After the Battle of the Boyne in 1690, over 20,000 Catholic Irish fled Ireland. England wasn’t an option for obvious reasons, so they travelled to what was then the second largest trading port in Europe, Bordeaux. While the 20,000 became known as 'Wild Geese,' the wine contingent were christened 'Wine Geese.'  As the trade in Bordeaux wines expanded, they used their charm and wit to marry into French winemaking families and so the intertwining of Irish and Bordelaise began.

Over a dozen chateaux in Bordeaux now carry Irish names, including top estates such as Chateau Lynch-Bages and Chateau Léoville-Barton. To this day, Lilian Barton, the owner of Leoville-Barton carries an Irish passport. You can see several streets and places carrying typical Irish names like McCarthy and Kirwan.

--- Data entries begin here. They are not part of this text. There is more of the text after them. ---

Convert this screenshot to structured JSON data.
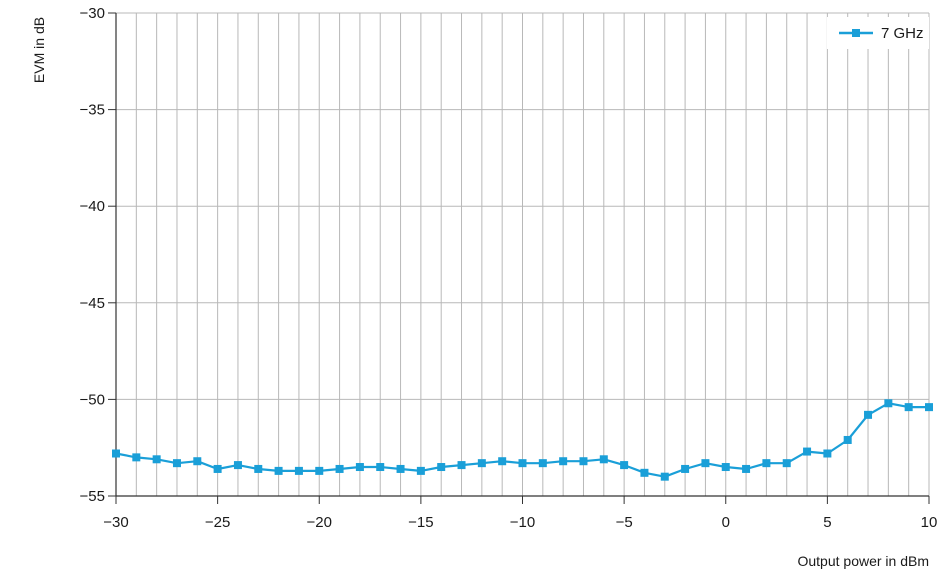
{
  "chart_data": {
    "type": "line",
    "title": "",
    "xlabel": "Output power in dBm",
    "ylabel": "EVM in dB",
    "xlim": [
      -30,
      10
    ],
    "ylim": [
      -55,
      -30
    ],
    "xticks": [
      -30,
      -25,
      -20,
      -15,
      -10,
      -5,
      0,
      5,
      10
    ],
    "xtick_labels": [
      "−30",
      "−25",
      "−20",
      "−15",
      "−10",
      "−5",
      "0",
      "5",
      "10"
    ],
    "yticks": [
      -55,
      -50,
      -45,
      -40,
      -35,
      -30
    ],
    "ytick_labels": [
      "−55",
      "−50",
      "−45",
      "−40",
      "−35",
      "−30"
    ],
    "grid": {
      "vertical": true,
      "vertical_step": 1,
      "horizontal": true
    },
    "legend": "top-right",
    "colors": {
      "series": "#1a9fd8",
      "grid": "#b8b8b8",
      "axis": "#333333"
    },
    "series": [
      {
        "name": "7 GHz",
        "marker": "square",
        "x": [
          -30,
          -29,
          -28,
          -27,
          -26,
          -25,
          -24,
          -23,
          -22,
          -21,
          -20,
          -19,
          -18,
          -17,
          -16,
          -15,
          -14,
          -13,
          -12,
          -11,
          -10,
          -9,
          -8,
          -7,
          -6,
          -5,
          -4,
          -3,
          -2,
          -1,
          0,
          1,
          2,
          3,
          4,
          5,
          6,
          7,
          8,
          9,
          10
        ],
        "y": [
          -52.8,
          -53.0,
          -53.1,
          -53.3,
          -53.2,
          -53.6,
          -53.4,
          -53.6,
          -53.7,
          -53.7,
          -53.7,
          -53.6,
          -53.5,
          -53.5,
          -53.6,
          -53.7,
          -53.5,
          -53.4,
          -53.3,
          -53.2,
          -53.3,
          -53.3,
          -53.2,
          -53.2,
          -53.1,
          -53.4,
          -53.8,
          -54.0,
          -53.6,
          -53.3,
          -53.5,
          -53.6,
          -53.3,
          -53.3,
          -52.7,
          -52.8,
          -52.1,
          -50.8,
          -50.2,
          -50.4,
          -50.4
        ]
      }
    ]
  }
}
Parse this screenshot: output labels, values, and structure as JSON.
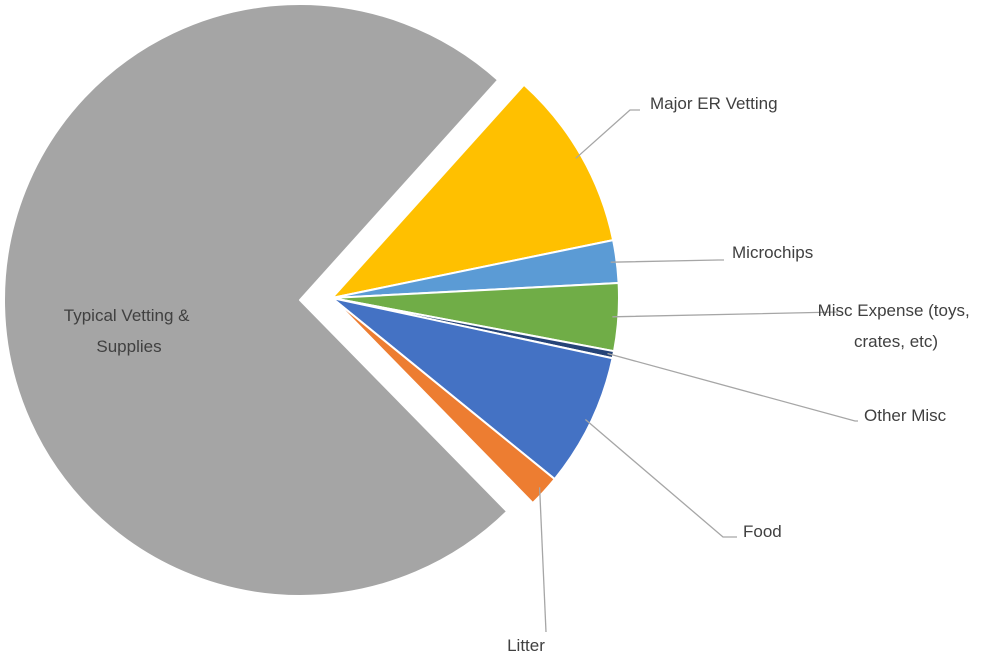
{
  "chart_data": {
    "type": "pie",
    "title": "",
    "slices": [
      {
        "label": "Major ER Vetting",
        "value": 10.1,
        "color": "#FFC000",
        "exploded": true,
        "label_lines": [
          "Major ER Vetting"
        ]
      },
      {
        "label": "Microchips",
        "value": 2.4,
        "color": "#5B9BD5",
        "exploded": true,
        "label_lines": [
          "Microchips"
        ]
      },
      {
        "label": "Misc Expense (toys, crates, etc)",
        "value": 3.8,
        "color": "#70AD47",
        "exploded": true,
        "label_lines": [
          "Misc Expense (toys,",
          "crates, etc)"
        ]
      },
      {
        "label": "Other Misc",
        "value": 0.4,
        "color": "#264478",
        "exploded": true,
        "label_lines": [
          "Other Misc"
        ]
      },
      {
        "label": "Food",
        "value": 7.5,
        "color": "#4472C4",
        "exploded": true,
        "label_lines": [
          "Food"
        ]
      },
      {
        "label": "Litter",
        "value": 1.8,
        "color": "#ED7D31",
        "exploded": true,
        "label_lines": [
          "Litter"
        ]
      },
      {
        "label": "Typical Vetting & Supplies",
        "value": 74.0,
        "color": "#A5A5A5",
        "exploded": false,
        "label_lines": [
          "Typical Vetting &",
          "Supplies"
        ]
      }
    ],
    "legend": "none",
    "data_labels": "category name with leader lines"
  }
}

Bordeaux is fabulous to visit, as many Irish soccer fans may discover this June (Ireland play Belgium on June 18th in Stade de Bordeaux). The once-busy quayside has now become a 5km long promenade. The former wine dock, Quai des Chartrons, now has a Sunday market selling local produce like oysters from Arcachon.  (Bordeaux ladies better watch out for a second wave of charming Irish men.... oysters have aphrodisiac qualities!)  Nearby, in a merchant building built by the Burke’s, is the Musée du Vin which traces Bordeaux’s wine history.

So, to toast our Irish forefathers, the many Irish abroad, and in anticipation of a good performance in France, here’s a few delicious good value Bordeaux wines in Molloys.
Ch. Minvieille Bordeaux Blanc 2014 is a great example of everyday white Bordeaux. It’s wonderfully refreshing without being tart, with subtle notes of lemon and fresh-cut grass.
Ch. Larose Trintaudon Haut Médoc Cru Bourgeois 2010 is rich and concentrated with blackcurrant, black cherry, toasted oak, and notes of undergrowth and tobacco. 2010 was a great vintage – this is exceptional value for a quality Cru Bourgeois.
Ch. les Graves de Barrau Bordeaux 2014 This Merlot-driven blend is quite firm, but deliciously fruity, savoury and balanced – black fruits, with hints of tobacco and forest floor.
Ch. Bonnin Pichon Lussac St. Émilion - enticing aromas of lead pencil, coffee, chocolate and dark fruit, followed by generous layers of ripe dark fruit, sweet vanilla, earthiness. The structure, balance and finish are really impressive at this price.
Ch. Beausejour-Hostens Médoc - an exceedingly good Bordeaux at a great price! Classic structure (oak, fruit, tannin and acidity) evoking damsons, polished oak, with hints of lavender, spice, and mocha. Firm grippy finish, wielding lots of residual fruit. Drinking very well.